Yes, that some individual pockets of strength in some subsectors, but generally we're not seeing the same degree of vigor economically speaking out of Europe or from China, which really leaves the US as the real locomotive of investment growth in terms of global equities at the moment. When we look into that in a little bit more detail, we can see that this strong market development has been achieved despite expectations of interest rates being cut, actually being pared back over the course of the month.

We've gone from the market expecting around about four and a half cuts over the balance of 2024, where each cut is worth approximately 25 basis points terms as we tumble, speaking around about 3.4 cuts. So that's quite a scaling back in terms of activity from the Fed, in terms of interest rate cuts. And it is noticeable that the market, the global equity market, has been able to accommodate that rotation of expectations and propel itself through that.

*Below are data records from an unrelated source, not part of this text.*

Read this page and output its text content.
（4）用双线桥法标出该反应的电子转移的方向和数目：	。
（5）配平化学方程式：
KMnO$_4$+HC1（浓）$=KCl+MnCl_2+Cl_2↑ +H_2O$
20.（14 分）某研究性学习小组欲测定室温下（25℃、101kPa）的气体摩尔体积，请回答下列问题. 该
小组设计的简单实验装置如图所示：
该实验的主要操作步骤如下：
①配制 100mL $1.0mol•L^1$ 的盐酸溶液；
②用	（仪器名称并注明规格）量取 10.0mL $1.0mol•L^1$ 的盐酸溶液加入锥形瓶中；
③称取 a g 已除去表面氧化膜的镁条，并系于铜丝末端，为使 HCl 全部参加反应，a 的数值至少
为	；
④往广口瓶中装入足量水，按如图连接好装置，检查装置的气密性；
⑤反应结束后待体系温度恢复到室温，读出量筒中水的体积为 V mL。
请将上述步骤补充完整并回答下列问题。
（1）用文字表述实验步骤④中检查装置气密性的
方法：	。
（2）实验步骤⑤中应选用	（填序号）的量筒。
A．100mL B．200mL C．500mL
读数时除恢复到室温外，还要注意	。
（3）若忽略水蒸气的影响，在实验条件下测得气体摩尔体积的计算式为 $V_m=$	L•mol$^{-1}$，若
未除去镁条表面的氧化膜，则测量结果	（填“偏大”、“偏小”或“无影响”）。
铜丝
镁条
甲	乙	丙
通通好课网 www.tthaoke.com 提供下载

Notwithstanding that, I think perhaps indicates that equity markets now are sort of beginning to anticipate a degree of improvement. It's almost as though investors, equity investors are saying that the US economy is actually not as bad as we felt. In fact, it's probably looking a little bit better and that gives us improving confidence about the outlook for earnings over the balance of 2024, and we're prepared to pay a little bit extra for that because we can see that things are getting better.

Contrast that with where we were six months ago when the much greater fears about the outlook for economic growth and fears of a hard or a soft landing. Those fears appear to be much more diminished. And so that's causing, I think, the reason why we're seeing these positive developments in equity markets, which some critics are saying is moving further ahead of earnings.

But this is not unusual at turning points. Markets have the habit of anticipating the future economic news long before the companies themselves are seeing it. So, as we go through the balance of 2024, it's going to be really interesting to see whether the companies themselves are not going to be able to report the profits that the that share prices are beginning to appear to discount.

I hope that's been of interest. And I look forward to catching up with you again soon.